1. Planks
Planks are a foundational exercise renowned for their ability to sculpt and tone the midsection, back, and sides. This deceptively simple isometric movement engages the entire core, activating muscles such as the rectus abdominis, transverse abdominis, and obliques.
"Planks are a staple in any core workout routine for good reason. Planks are a comprehensive exercise that targets the entire core, including the midsection, back, and sides. By engaging the deep core muscles, planks help in building endurance and strength throughout the core," says White.
2. Russian Twists
This rotational movement engages the rectus abdominis, obliques, and transverse abdominis, creating a comprehensive workout for the core. The twisting motion not only targets the front of the abdomen but also activates the muscles along the sides, particularly the obliques, contributing to a sculpted waistline.
White says, "When it comes to targeting those stubborn love handles, Russian twists are my go-to exercise. By twisting from side to side while holding a weight, you engage the oblique muscles, helping to sculpt and define the waistline."
3. Side Planks
This exercise challenges the core muscles to maintain stability while also working the muscles along the sides of the torso, promoting strength and toning. Side planks not only help sculpt and define the waistline but also improve overall core stability and balance.

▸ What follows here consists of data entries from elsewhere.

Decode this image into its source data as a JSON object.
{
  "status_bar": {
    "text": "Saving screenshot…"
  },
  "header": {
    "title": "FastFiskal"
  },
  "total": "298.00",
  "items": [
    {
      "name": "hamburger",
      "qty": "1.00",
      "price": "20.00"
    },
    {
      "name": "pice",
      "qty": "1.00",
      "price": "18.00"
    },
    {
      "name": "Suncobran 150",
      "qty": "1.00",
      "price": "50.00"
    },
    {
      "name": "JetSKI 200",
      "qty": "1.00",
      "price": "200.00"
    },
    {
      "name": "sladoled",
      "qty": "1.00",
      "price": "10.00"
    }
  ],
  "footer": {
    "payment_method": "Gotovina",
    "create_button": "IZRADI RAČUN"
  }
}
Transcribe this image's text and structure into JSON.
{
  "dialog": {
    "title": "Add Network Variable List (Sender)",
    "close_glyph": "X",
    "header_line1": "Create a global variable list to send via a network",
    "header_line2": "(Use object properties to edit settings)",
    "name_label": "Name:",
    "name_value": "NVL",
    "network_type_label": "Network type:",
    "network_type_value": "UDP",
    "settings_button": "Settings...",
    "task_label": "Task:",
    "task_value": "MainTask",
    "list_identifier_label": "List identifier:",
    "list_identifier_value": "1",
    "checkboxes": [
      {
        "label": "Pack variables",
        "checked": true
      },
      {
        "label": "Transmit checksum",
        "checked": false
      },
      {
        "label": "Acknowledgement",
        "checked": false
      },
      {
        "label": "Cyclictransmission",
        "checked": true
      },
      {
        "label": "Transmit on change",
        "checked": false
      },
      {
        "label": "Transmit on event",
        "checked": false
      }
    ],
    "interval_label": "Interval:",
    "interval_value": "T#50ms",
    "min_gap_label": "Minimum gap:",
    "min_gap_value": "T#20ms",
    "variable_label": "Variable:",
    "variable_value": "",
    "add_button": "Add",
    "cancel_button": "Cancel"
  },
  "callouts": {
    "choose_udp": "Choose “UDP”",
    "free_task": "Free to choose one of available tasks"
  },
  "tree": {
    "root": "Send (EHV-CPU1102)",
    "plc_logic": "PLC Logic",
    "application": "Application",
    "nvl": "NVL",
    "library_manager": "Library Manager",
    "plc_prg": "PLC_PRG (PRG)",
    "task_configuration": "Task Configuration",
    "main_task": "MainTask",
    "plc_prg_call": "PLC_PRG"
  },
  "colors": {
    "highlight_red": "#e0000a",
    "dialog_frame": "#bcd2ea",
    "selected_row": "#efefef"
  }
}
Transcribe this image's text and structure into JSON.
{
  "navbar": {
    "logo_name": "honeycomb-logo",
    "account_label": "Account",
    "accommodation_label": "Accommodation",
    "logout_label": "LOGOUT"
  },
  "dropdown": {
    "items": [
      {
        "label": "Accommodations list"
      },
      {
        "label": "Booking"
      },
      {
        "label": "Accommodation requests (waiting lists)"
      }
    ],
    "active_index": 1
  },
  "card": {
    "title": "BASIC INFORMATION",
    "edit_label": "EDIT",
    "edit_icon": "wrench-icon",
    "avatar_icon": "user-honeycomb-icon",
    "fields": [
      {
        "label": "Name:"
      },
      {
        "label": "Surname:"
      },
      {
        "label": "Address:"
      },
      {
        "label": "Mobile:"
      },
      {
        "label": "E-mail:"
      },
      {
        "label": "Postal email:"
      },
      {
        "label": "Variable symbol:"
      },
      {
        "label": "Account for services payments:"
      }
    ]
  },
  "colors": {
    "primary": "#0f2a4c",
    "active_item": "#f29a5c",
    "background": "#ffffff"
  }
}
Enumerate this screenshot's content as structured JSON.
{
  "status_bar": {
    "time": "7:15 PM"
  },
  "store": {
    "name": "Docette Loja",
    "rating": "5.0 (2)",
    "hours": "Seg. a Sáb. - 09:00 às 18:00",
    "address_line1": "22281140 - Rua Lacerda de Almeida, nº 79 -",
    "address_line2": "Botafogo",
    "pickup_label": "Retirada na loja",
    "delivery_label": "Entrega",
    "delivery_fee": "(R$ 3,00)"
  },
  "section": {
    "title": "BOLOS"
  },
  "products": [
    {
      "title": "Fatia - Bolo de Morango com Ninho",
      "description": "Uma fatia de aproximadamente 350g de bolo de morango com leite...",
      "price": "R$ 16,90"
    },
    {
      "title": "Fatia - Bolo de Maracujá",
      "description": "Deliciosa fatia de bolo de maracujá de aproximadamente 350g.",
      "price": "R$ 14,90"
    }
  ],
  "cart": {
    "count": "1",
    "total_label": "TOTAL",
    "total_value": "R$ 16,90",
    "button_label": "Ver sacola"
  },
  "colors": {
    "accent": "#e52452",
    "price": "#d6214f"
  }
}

White says that "side planks primarily target the obliques, the muscles on the sides of the torso. They also engage the quadratus lumborum and erector spinae muscles in the lower back, promoting lateral stability and strength."
4. Seated Twists
Seated twists are excellent exercises for targeting and toning the sides, back, and midsection while offering the convenience of being performed in a seated position. By rotating the torso from side to side while sitting upright, individuals engage the oblique muscles, rectus abdominis, and muscles along the spine.
"Seated twists engage the obliques and transverse abdominis, promoting core stability and toning the waistline. They also activate the muscles along the spine, enhancing spinal mobility and posture," he notes.
5. Seated Bicycle Crunches
This exercise engages the abdominal muscles, including the obliques, while seated, providing a low-impact alternative for those with mobility concerns. Seated bicycle crunches promote core strength and stability, helping to tighten and tone the muscles around the waistline. By targeting the sides and back, this exercise contributes to the reduction of excess fat deposits in these areas.
White says the benefits of this workout is that it "targets the core, especially the obliques, aiding in the reduction of side fat."
6. Deadlifts
Deadlifts are a fundamental compound exercise that not only builds overall strength but also plays a pivotal role in toning the midsection, back, and sides. This full-body movement engages the core muscles, including the rectus abdominis and transverse abdominis, as they work to stabilize the spine during the lift.
"Deadlifts are a powerhouse exercise that not only works the lower back but also targets the hamstrings, glutes, and core. Proper form is key here to prevent injury and maximize effectiveness, so I always recommend starting with lighter weights and focusing on technique before adding more resistance. Deadlifts are great for strengthening the lower back, improving posture, and engaging the muscles along the spine and the lower part of the midsection," says White.
7. Plank Hip Dips
Plank hip dips are a dynamic 2-in-1 exercise designed to target the abdominal muscles and obliques, offering effective assistance in combating flabby stomach and sides. This twisting motion engages the oblique muscles while the plank position activates the entire core, providing a comprehensive workout for the midsection.
White says this workout is a "dynamic variation of the traditional plank that focuses on the obliques while strengthening the entire core. This movement adds a rotational component to the plank, increasing the engagement of the oblique muscles. It also helps in building a stronger, more stable core, which can contribute to a firmer midsection."
8. Chair Dips
Chair dips are a valuable addition to a fitness routine for individuals aiming to slim down excess fat in the back and sides. This exercise primarily targets the triceps, shoulders, and the muscles of the back, contributing to improved strength and tone in these areas.
"Chair dips work the triceps and the muscles across your upper and lower back, helping to reduce back fat," he notes.
9. Seated Leg Lifts
Seated leg lifts offer a targeted and accessible chair exercise that aids in slimming down fat in the back and sides. This workout focuses on engaging the muscles of the lower abdomen, hips, and thighs, promoting strength and toning in the core and lower body. As these muscle groups are activated, they help increase overall metabolism.
"This exercise engages the core and improves posture by strengthening the back muscles," White states.